Lunch in the cafeteria with Jackie. Turkey sandwich, apple, water. Jackie is working on a readmission model for heart failure patients. She's frustrated because the clinical data has so many missing fields. "43% of the hemoglobin A1c values are null," she says. I tell her to check whether the nulls correlate with insurance type, because in my experience, Medicaid patients are less likely to have outpatient labs in our system since they often get labs done at community health centers that don't feed into our Epic instance. She says she hadn't thought of that. She'll check after lunch. This is the kind of institutional knowledge that takes years to build and doesn't exist in any documentation.
Write up the boarding time analysis.
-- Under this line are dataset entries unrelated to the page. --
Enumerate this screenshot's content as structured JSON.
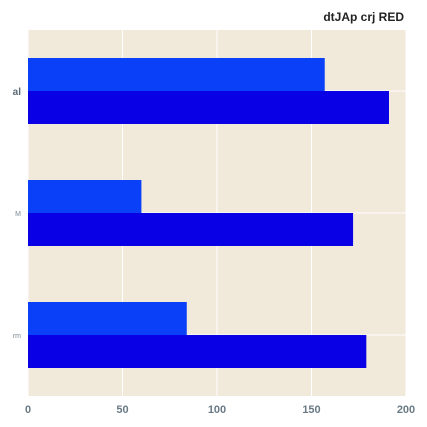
{
  "chart_data": {
    "type": "bar",
    "orientation": "horizontal",
    "title": "dtJAp crj RED",
    "xlabel": "",
    "ylabel": "",
    "categories": [
      "al",
      "M",
      "rm"
    ],
    "series": [
      {
        "color": "#0a40f8",
        "values": [
          157,
          60,
          84
        ]
      },
      {
        "color": "#0a00e6",
        "values": [
          191,
          172,
          179
        ]
      }
    ],
    "xlim": [
      0,
      200
    ],
    "xticks": [
      0,
      50,
      100,
      150,
      200
    ],
    "grid": true,
    "legend": "none",
    "colors": {
      "background": "#f1eadb",
      "grid": "#ffffff"
    }
  }
}
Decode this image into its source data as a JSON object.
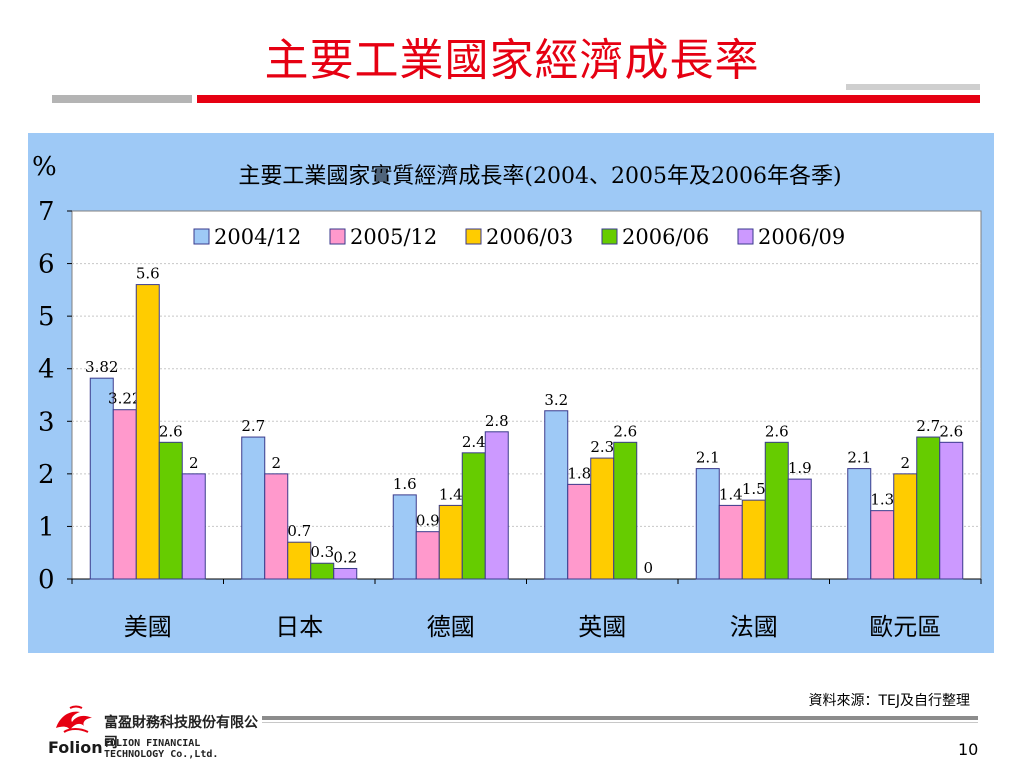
{
  "slide": {
    "title": "主要工業國家經濟成長率",
    "source": "資料來源：TEJ及自行整理",
    "page_number": "10"
  },
  "company": {
    "logo_text": "Folion",
    "name_zh": "富盈財務科技股份有限公司",
    "name_en": "FOLION FINANCIAL TECHNOLOGY Co.,Ltd."
  },
  "colors": {
    "panel_bg": "#9ec9f6",
    "title_red": "#e60012"
  },
  "chart_data": {
    "type": "bar",
    "title": "主要工業國家實質經濟成長率(2004、2005年及2006年各季)",
    "ylabel": "%",
    "xlabel": "",
    "ylim": [
      0,
      7
    ],
    "yticks": [
      "0",
      "1",
      "2",
      "3",
      "4",
      "5",
      "6",
      "7"
    ],
    "grid": true,
    "legend": "top",
    "categories": [
      "美國",
      "日本",
      "德國",
      "英國",
      "法國",
      "歐元區"
    ],
    "series": [
      {
        "name": "2004/12",
        "color": "#9ec9f6",
        "values": [
          3.82,
          2.7,
          1.6,
          3.2,
          2.1,
          2.1
        ],
        "labels": [
          "3.82",
          "2.7",
          "1.6",
          "3.2",
          "2.1",
          "2.1"
        ]
      },
      {
        "name": "2005/12",
        "color": "#ff99cc",
        "values": [
          3.22,
          2,
          0.9,
          1.8,
          1.4,
          1.3
        ],
        "labels": [
          "3.22",
          "2",
          "0.9",
          "1.8",
          "1.4",
          "1.3"
        ]
      },
      {
        "name": "2006/03",
        "color": "#ffcc00",
        "values": [
          5.6,
          0.7,
          1.4,
          2.3,
          1.5,
          2
        ],
        "labels": [
          "5.6",
          "0.7",
          "1.4",
          "2.3",
          "1.5",
          "2"
        ]
      },
      {
        "name": "2006/06",
        "color": "#66cc00",
        "values": [
          2.6,
          0.3,
          2.4,
          2.6,
          2.6,
          2.7
        ],
        "labels": [
          "2.6",
          "0.3",
          "2.4",
          "2.6",
          "2.6",
          "2.7"
        ]
      },
      {
        "name": "2006/09",
        "color": "#cc99ff",
        "values": [
          2,
          0.2,
          2.8,
          0,
          1.9,
          2.6
        ],
        "labels": [
          "2",
          "0.2",
          "2.8",
          "0",
          "1.9",
          "2.6"
        ]
      }
    ]
  }
}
Two pages. Executive summary at the top: "Germantown ED boarding times elevated due to medicine bed capacity reduction following surgical step-down conversion in September 2025." Three charts: boarding time by campus, boarding time distribution at Germantown showing the bimodal pattern, and boarding time by admission service at Germantown. I mark it draft and send it to Dr. Pham. He'll review it, ask me to soften the language about the bed conversion because it was his decision, and then present it to Dr. Okafor as though the insight was collaborative. This is fine. I don't need credit. I need Dr. Okafor to stop blaming the ED.
Ad-hoc from the quality team. They need thirty-day readmission rates by DRG for our annual quality report due to the state. I have a template for this. Run the query, which takes seven minutes because the readmission logic involves a self-join on the encounters table looking for any inpatient admission within thirty days of a prior discharge. 14,200 index admissions. 1,847 readmissions. 13.0% overall rate. Slightly better than last year's 13.4%. Break it down by DRG. Heart failure is the highest at 22.1%. COPD is second at 18.7%. Joint replacement is the lowest at 4.2%. None of this is surprising. These numbers are roughly the same every year. I format the report, triple-check the methodology note, and send it to quality.
Dr. Pham replies to the boarding time analysis. "Great work. Can you remove the sentence about the step-down conversion and instead say 'medicine bed capacity constraints'?" I change it. Same meaning, less blame. Send it back. He says thanks. I save the original version in my personal folder because I've learned to keep the unedited analysis separate from the version that goes upstairs.
Drive home. Twenty-eight minutes because of construction on Broad Street. Think about the boarding time analysis. Think about the fact that a bed allocation decision made by an executive six months ago is causing patients to wait five hours in an emergency department, and the executive asked me to remove the sentence that connects those two things. I'm not angry. This is how hospitals work. Everybody wants the data until the data points at them. My job is to find the truth and then help people present a version of it they can live with. Most days that feels like enough.